INSTINCTOTHÉRAPIE : SUR UNE MÉTHODE ALIMENTAIRE RÉVOLUTIONNAIRE
Il est possible de distinguer quatre phases dans les variations alliesthésiques des saveurs perçues avec la plupart des aliments originels. Toutefois, ces phases ne sont pas forcément comparables d'un aliment à l'autre du point de vue de la nature des perceptions.
L'organisme est un tout complexe, et les sensations liées à la régulation alimentaire ne se déclinent pas sur un axe simple. La notion globale, que l'on peut considérer comme la résultante des différentes variations perceptives d'une odeur et d'une saveur est celle d'agrément-désagrément. C'est elle qui commande l'acceptation ou le rejet instinctif de l'aliment.
Plusieurs composantes interviennent et se combinent, un peu comme si l'organisme savait tenir compte de tous les éléments aromatiques, biochimiques, voire mécaniques constituant la perception de l'aliment en cours d'ingestion : odeur, saveur, consistance, salivation, sensations à la déglutition, réactions stomacales, postgustation… Ces différentes composantes sont aussitôt intégrées pour constituer une perception d'ensemble, reconnue comme plus ou moins agréable suivant les besoins et les capacités digestives et métaboliques.

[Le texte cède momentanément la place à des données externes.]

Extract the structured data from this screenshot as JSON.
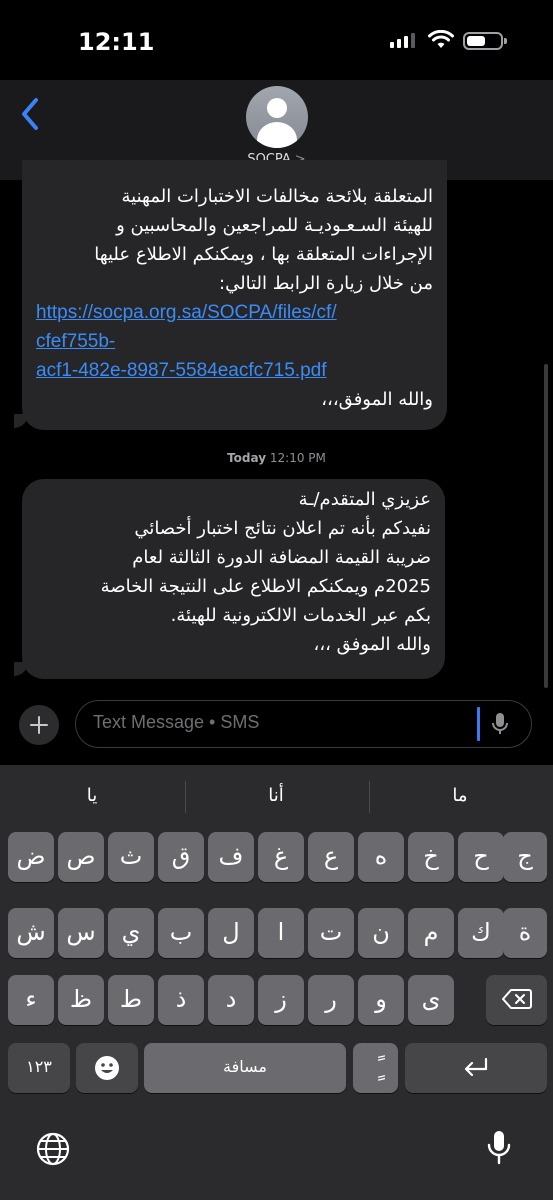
{
  "status_bar": {
    "time": "12:11"
  },
  "header": {
    "contact_name": "SOCPA",
    "chevron": ">"
  },
  "messages": [
    {
      "lines": [
        "المتعلقة بلائحة مخالفات الاختبارات المهنية",
        "للهيئة السـعـوديـة للمراجعين والمحاسبين و",
        "الإجراءات المتعلقة بها ، ويمكنكم الاطلاع عليها",
        "من خلال زيارة الرابط التالي:"
      ],
      "link_lines": [
        "https://socpa.org.sa/SOCPA/files/cf/",
        "cfef755b-",
        "acf1-482e-8987-5584eacfc715.pdf"
      ],
      "closing": "والله الموفق،،،"
    },
    {
      "lines": [
        "عزيزي المتقدم/ـة",
        "نفيدكم بأنه تم اعلان نتائج اختبار أخصائي",
        "ضريبة القيمة المضافة الدورة الثالثة لعام",
        "2025م ويمكنكم الاطلاع على النتيجة الخاصة",
        "بكم عبر الخدمات الالكترونية للهيئة.",
        "والله الموفق ،،،"
      ]
    }
  ],
  "timestamp": {
    "day": "Today",
    "time": "12:10 PM"
  },
  "composer": {
    "placeholder": "Text Message • SMS"
  },
  "suggestions": [
    "يا",
    "أنا",
    "ما"
  ],
  "keyboard": {
    "row1": [
      "ض",
      "ص",
      "ث",
      "ق",
      "ف",
      "غ",
      "ع",
      "ه",
      "خ",
      "ح",
      "ج"
    ],
    "row2": [
      "ش",
      "س",
      "ي",
      "ب",
      "ل",
      "ا",
      "ت",
      "ن",
      "م",
      "ك",
      "ة"
    ],
    "row3": [
      "ء",
      "ظ",
      "ط",
      "ذ",
      "د",
      "ز",
      "ر",
      "و",
      "ى"
    ],
    "numbers_label": "١٢٣",
    "space_label": "مسافة",
    "tashkeel_label": "ًٍ"
  }
}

Il faut tenir compte de cette grandeur psychologique globale d'agrément-désagrément pour assurer une bonne régulation de la prise alimentaire, et non pas se focaliser sur des composantes partielles, comme sucré, acidulé, onctueux, etc. La difficulté est que l'agrément ressenti peut interférer avec d'autres éléments psychologiques, comme les souvenirs de plaisir, de malaise, de dégoût, les croyances diététiques dans l'utilité ou la nocivité de l'aliment, les habitudes de table, etc. Le premier apprentissage à faire, si l'on veut retrouver le mode de fonctionnement naturel, est donc de mettre une sourdine à toutes les tentatives d'intrusion de l'intellect ou de l'affect, pour concentrer l'attention uniquement sur la sensation organique d'agréable ou de désagréable.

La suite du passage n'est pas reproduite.